I am trying to understand the derivation of the covariant derivative in Peskin/Schroeder (chapter 15.1, page 483).

This is the important stuff:
n^\mu\partial_\mu\psi=\lim_{\epsilon \rightarrow 0} \frac{1}{\epsilon}\left[\psi(x+\epsilon n)-\psi(x)\right]

Scalar quantity: U(y,x):
U(y,x) \rightarrow e^{i\alpha(y)} U(y,x) e^{-i\alpha(x)}

Conditions for zero separation and pure phase:
U(y,y)=1
U(y,x)=exp[i\phi(y,x)]

Covariant derivative:
n^\mu D_\mu \psi = \lim_{\epsilon\rightarrow 0} \frac{1}{\epsilon}\left[\psi(x+\epsilon n)-U(x+\epsilon n,x)\psi(x)\right]

Expansion of U(y,x) in the separation of the two points:
U(x+\epsilon n,x) = 1 - i e\epsilon n^\mu A_\mu(x) + \mathcal{O}(\epsilon^2)

A_\mu(x) is a new vector field and is the coefficient of the displacement \epsilon n^\mu. Why?! I don't see how the author gets there.

 

[Bill_K]

Isn't this just by definition.
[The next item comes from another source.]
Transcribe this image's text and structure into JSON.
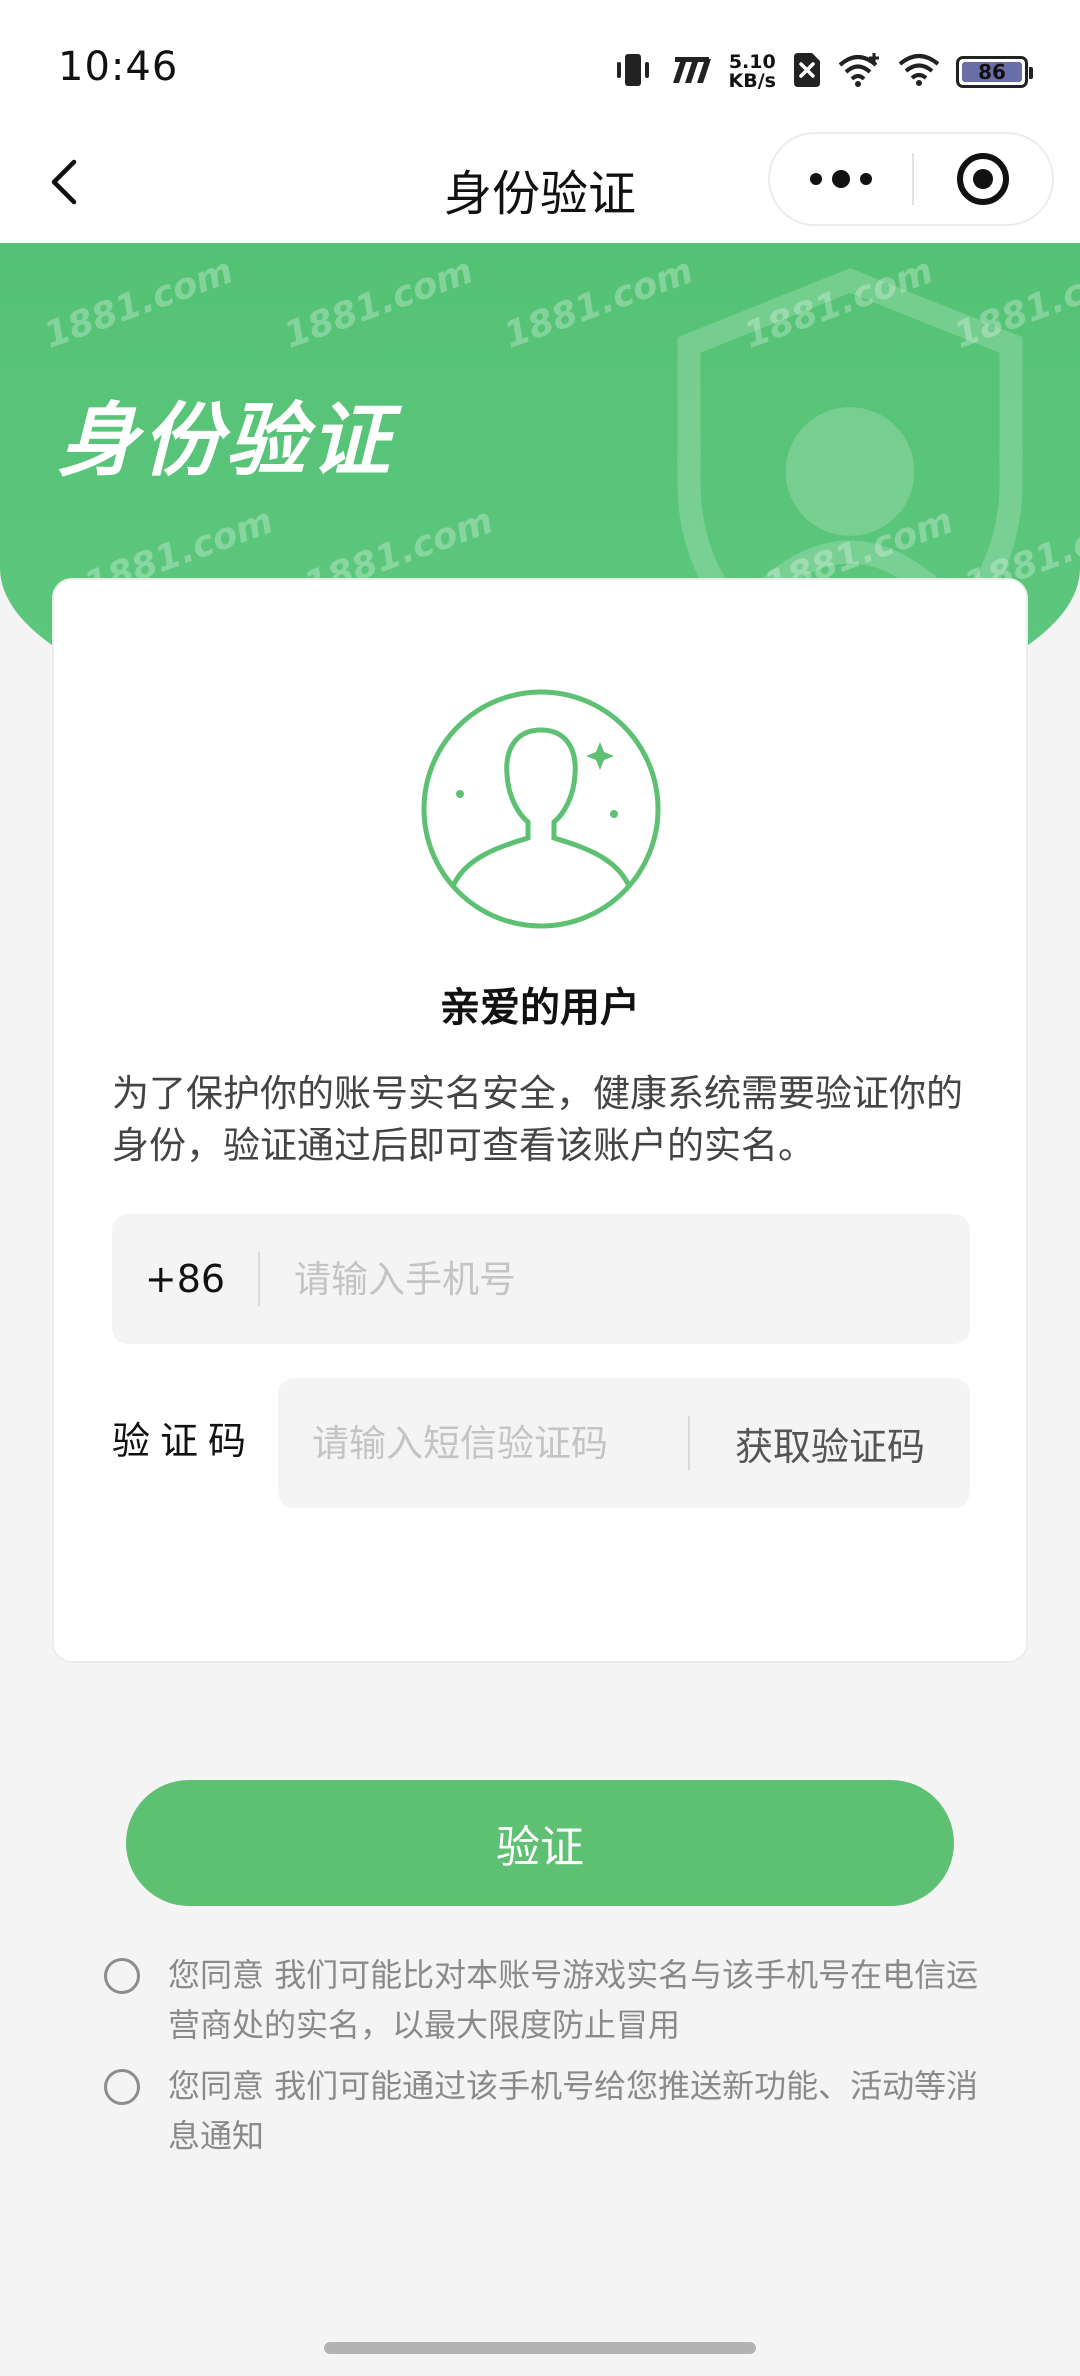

You expand U in powers of ε n^μ, and the coefficient in the linear term, you define that to be A_μ.

 

[Stalafin]

I thought about making an expansion... This is what I came up with (Peskin expands for epsilon):
\left. U(x+\epsilon n,x) \right|_{\epsilon=0} = U(x,x) + U'(x,x) n \epsilon + \mathcal{O}(\epsilon^2)

So, U(x,x) becomes one from the zero separation condition; what I have trouble understanding is the next part. How does that work out?

U'(x,x) n \epsilon = - ie\epsilon n^\mu A_\mu(x)

Do I use the pure phase condition for that? And how am I supposed to read the n? As a four-vector itself? Or is that:
n=n^\mu A_\mu(x)

Where does the rest come from?

 

[Avodyne]

The Taylor expansion is
U(x+\epsilon n,x)=U(x,x)+\epsilon n^\mu\partial_\mu U(x,x) + O(\epsilon^2)
Then we define
A_\mu(x)\equiv (i/e) \partial_\mu U(x,x)
Note that, with the factor of i, unitarity of U implies that A is hermitian. And to be precise, the partial derivative actually acts only on the first x.